I've noticed that commercial gummies do not melt, even when they are left in the sun, while home made gummies melt even at room temperatures sometimes.
What is the secret ingredient? Sugar?
I've been making a lot of room temp gelatins lately; not gummybears, something else with a bit lower gelatin concentration. The secret ingredient seems to be time. The first day, things are pretty jiggly, but even when hermetically sealed, things get tougher and tougher over a course of about three to four days. I expect it's some colloid maturation process involving random chains finding their best fit over time. Don't quote me on that, but the same sort of thing commonly happens on a faster timescale with gluten maturation in bread dough. A few hours in the fridge can speed up firming, but I'm not sure you end up with the same final gel structure that way.

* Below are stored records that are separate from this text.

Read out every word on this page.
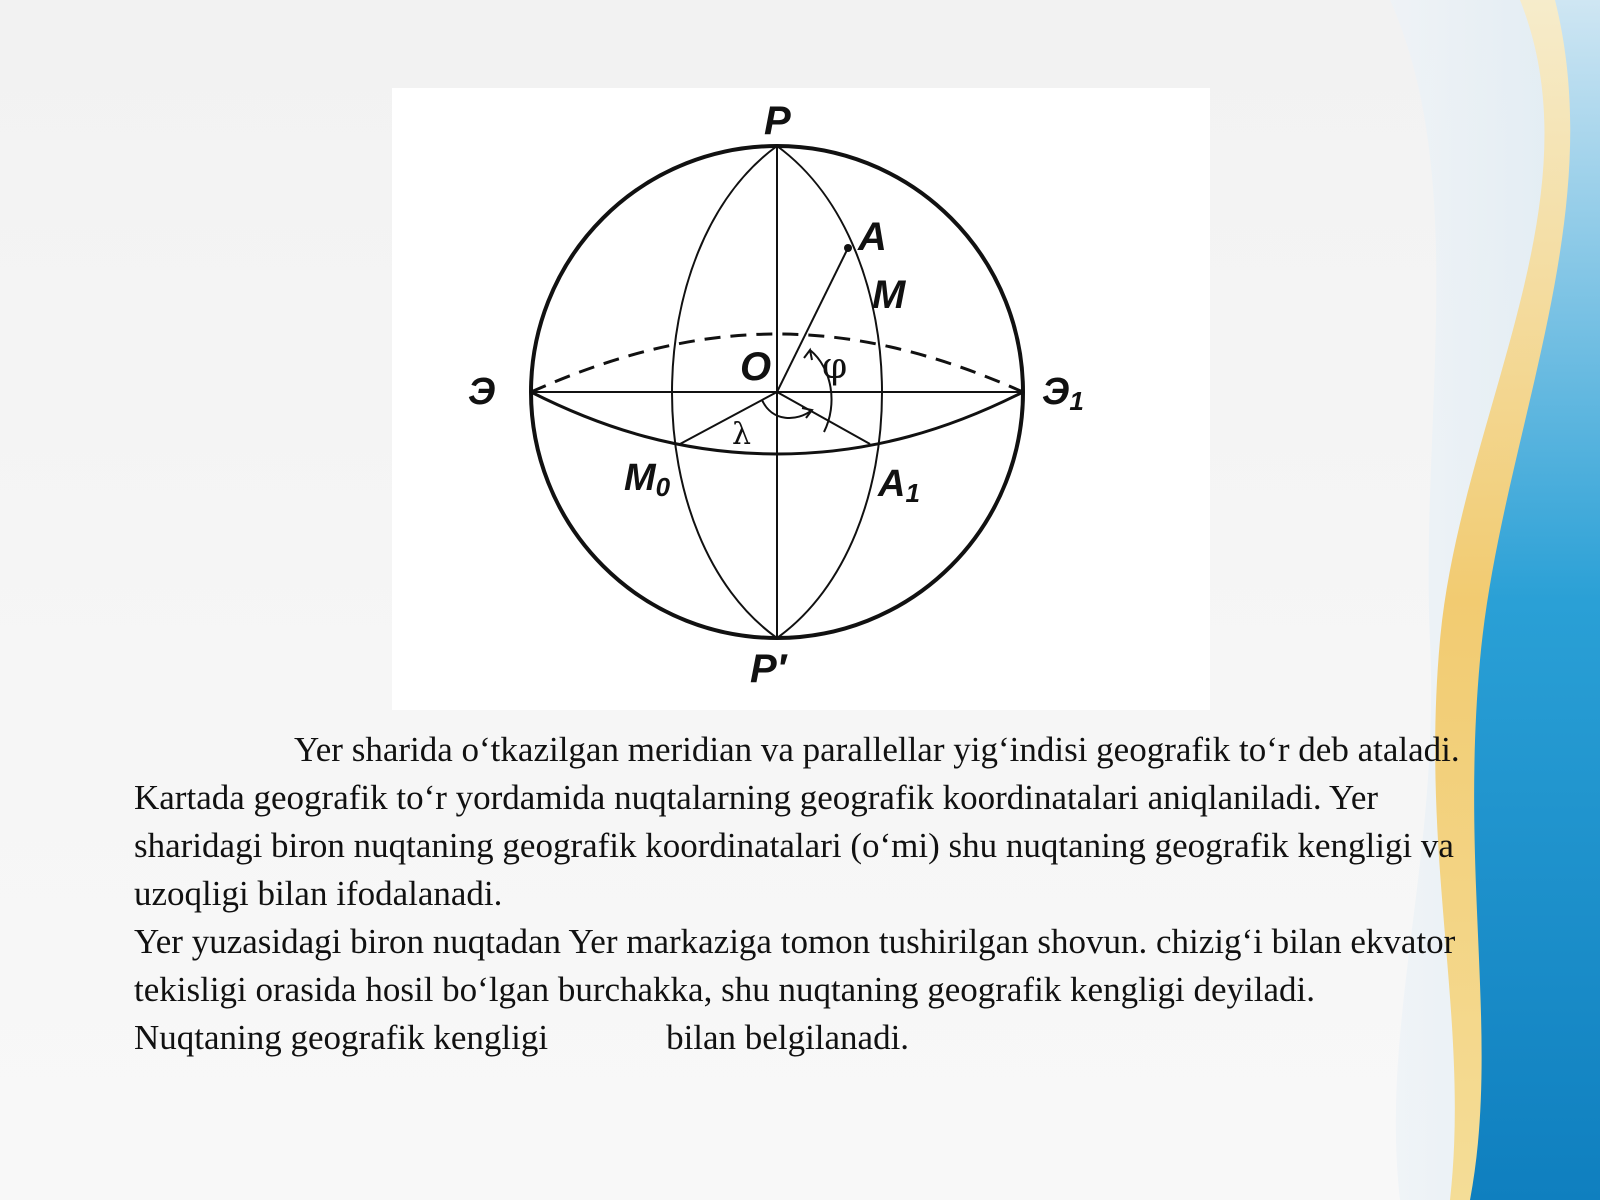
P
P′
A
M
O φ
λ
Э	Э1
M0	A1

Yer sharida o‘tkazilgan meridian va parallellar yig‘indisi geografik to‘r deb ataladi. Kartada geografik to‘r yordamida nuqtalarning geografik koordinatalari aniqlaniladi. Yer sharidagi biron nuqtaning geografik koordinatalari (o‘mi) shu nuqtaning geografik kengligi va uzoqligi bilan ifodalanadi.

Yer yuzasidagi biron nuqtadan Yer markaziga tomon tushirilgan shovun. chizig‘i bilan ekvator tekisligi orasida hosil bo‘lgan burchakka, shu nuqtaning geografik kengligi deyiladi. Nuqtaning geografik kengligi	bilan belgilanadi.
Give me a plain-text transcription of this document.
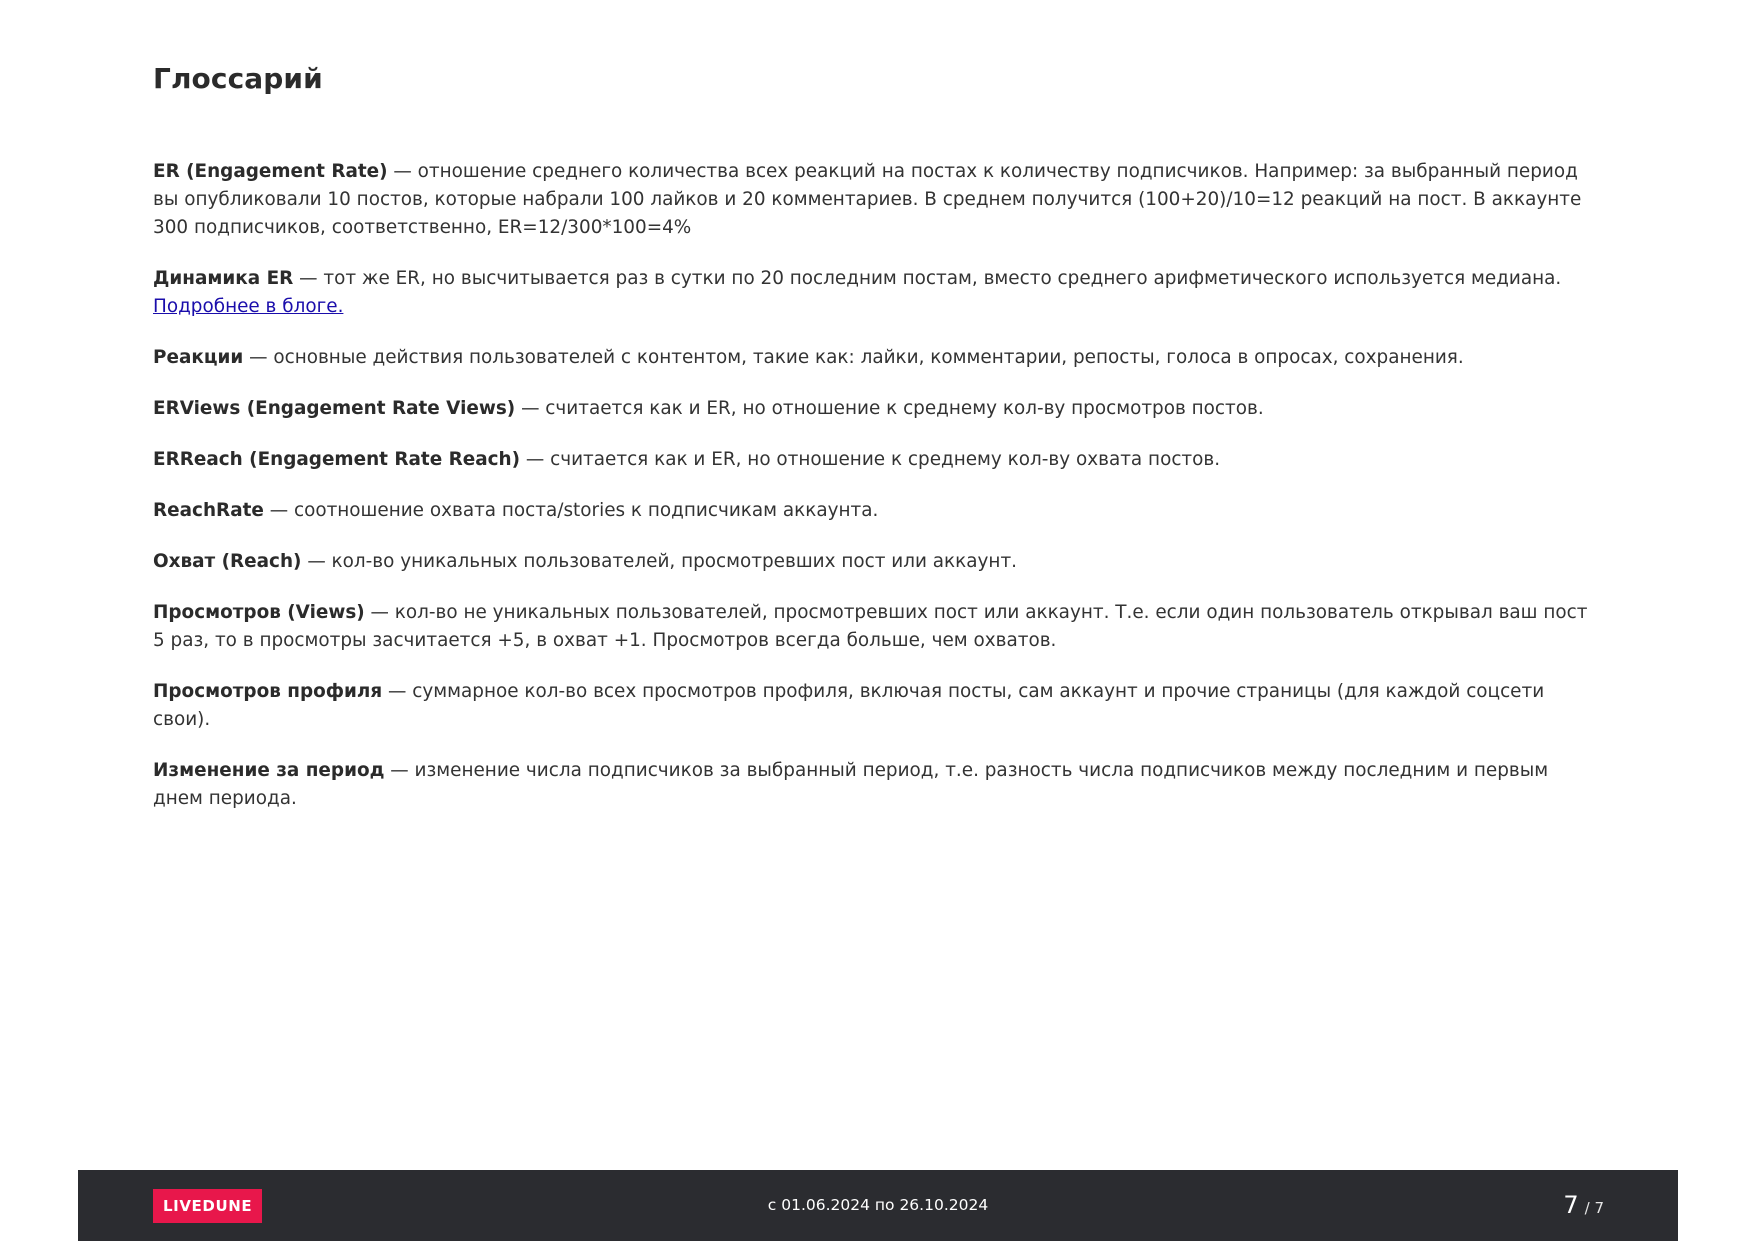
Глоссарий

ER (Engagement Rate) — отношение среднего количества всех реакций на постах к количеству подписчиков. Например: за выбранный период вы опубликовали 10 постов, которые набрали 100 лайков и 20 комментариев. В среднем получится (100+20)/10=12 реакций на пост. В аккаунте 300 подписчиков, соответственно, ER=12/300*100=4%

Динамика ER — тот же ER, но высчитывается раз в сутки по 20 последним постам, вместо среднего арифметического используется медиана. Подробнее в блоге.

Реакции — основные действия пользователей с контентом, такие как: лайки, комментарии, репосты, голоса в опросах, сохранения.

ERViews (Engagement Rate Views) — считается как и ER, но отношение к среднему кол-ву просмотров постов.

ERReach (Engagement Rate Reach) — считается как и ER, но отношение к среднему кол-ву охвата постов.

ReachRate — соотношение охвата поста/stories к подписчикам аккаунта.

Охват (Reach) — кол-во уникальных пользователей, просмотревших пост или аккаунт.

Просмотров (Views) — кол-во не уникальных пользователей, просмотревших пост или аккаунт. Т.е. если один пользователь открывал ваш пост 5 раз, то в просмотры засчитается +5, в охват +1. Просмотров всегда больше, чем охватов.

Просмотров профиля — суммарное кол-во всех просмотров профиля, включая посты, сам аккаунт и прочие страницы (для каждой соцсети свои).

Изменение за период — изменение числа подписчиков за выбранный период, т.е. разность числа подписчиков между последним и первым днем периода.

LIVEDUNE	с 01.06.2024 по 26.10.2024	7 / 7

I just checked the ingredients on one of the Vitafusion bottles I have and I believe the secret ingredient to "non-melting-gummies" is WAX. They use either beeswax or carnauba wax. Other than that they are pretty much like homemade gummies with the exception of using glucose and sucrose syrups which I don't believe would make a difference in whether they melted or not. So, I would make up a melted beeswax and dip each gummy in that. Unfortunately, you would not be able to polish them up in the big drums that they use so that might be an issue. Maybe color the wax with a natural food coloring.
You have to dry the gummies for 3 days. Start with so much gelatin that it's just slightly difficult to eye dropper into the mold, then back down from that. Let them harden overnight in fridge, spray coconut oil on hands and on back of gummies in the mold, then rub them with your hands as each one is removed, making sure they are coated with the oil, but very thinly. Dry them like that, individually set apart on parchment paper. Where I make mine, it's always 85F. At that temp, the 1 gram (1ml) gummy molds won't droop (much). Just blow on them with a little fan. Cold dry air from an airconditioner is slower, just use the room temp air.
Larger gummies will droop out of shape using this method, so dry them in the fridge. Takes 3 times longer, but gummies fully exposed in fridge can lose 2-3% moisture per day. In room with fan, as much as 10% moisture per day.
After drying the gummies until they are slightly firmer than Haribo, recoat with oil using your hands.
They'll spoil easily unless you add Potassium Sorbate. Get that at a beer brew supply shop, along with corn sugar which can be used 50/50 with regular sugar to help prevent crystalization.
Check web for amount of Potassium Sorbate to use, but it's very small. And considered so safe, it's ok to use on "organic" candies.
With proper sorbate, and sugar content above 55% by weight, you can stick them in a mason jar with some moldy (fully furry) gummy bears next to them, and they won't spoil even after a full week. Not sure beyond that, I ate the little guy to see if he picked up moldy taste. Nope.
The "secret" component of commercial gummies is gelatin and if we take a look here especially the Production section where it says commercial gelatin is comprised of animal products such as animal bones, bovine hides, and pig skin. And from our knowledge of basic chemistry we know that bones, skin, and hides don't readily melt in room temperature or when they are kept under the sun. At the same time there are gelatin that are made for vegetarians and instead of animal parts they use a plant called Konjac which doesn't readily melt either.
I've been experimenting with gelatin alternatives to make vegan gummy bears, and in my research I've noticed the temp influenced changes for different ingredients:
gelatin (melting point): 95F / 35C agar agar (starts to lose firmness): 149F / 65C agar agar (melting point): 185F / 85C konjac (melting point): 217F / 103C
I have also read that too much water in the mix can cause it to "bleed". You can get reduced water in the heating method, which means your final "goop" that you pour into molds should be high in viscosity to reduce this bleeding effect on a hot day. But then usually that means the sugar concentration will be much higher, so some people use maltodextrin (a glucose) as a portion of your sugar content as it is less sweet than sugar.
I don't know what the secret ingredient is, but I can guess, based on ingredient lists I've seen. My guess is corn syrup that has been heated to make it thicken, perhaps combined with gelatin or something to make it return to its shape after pressing on it. I could be wrong.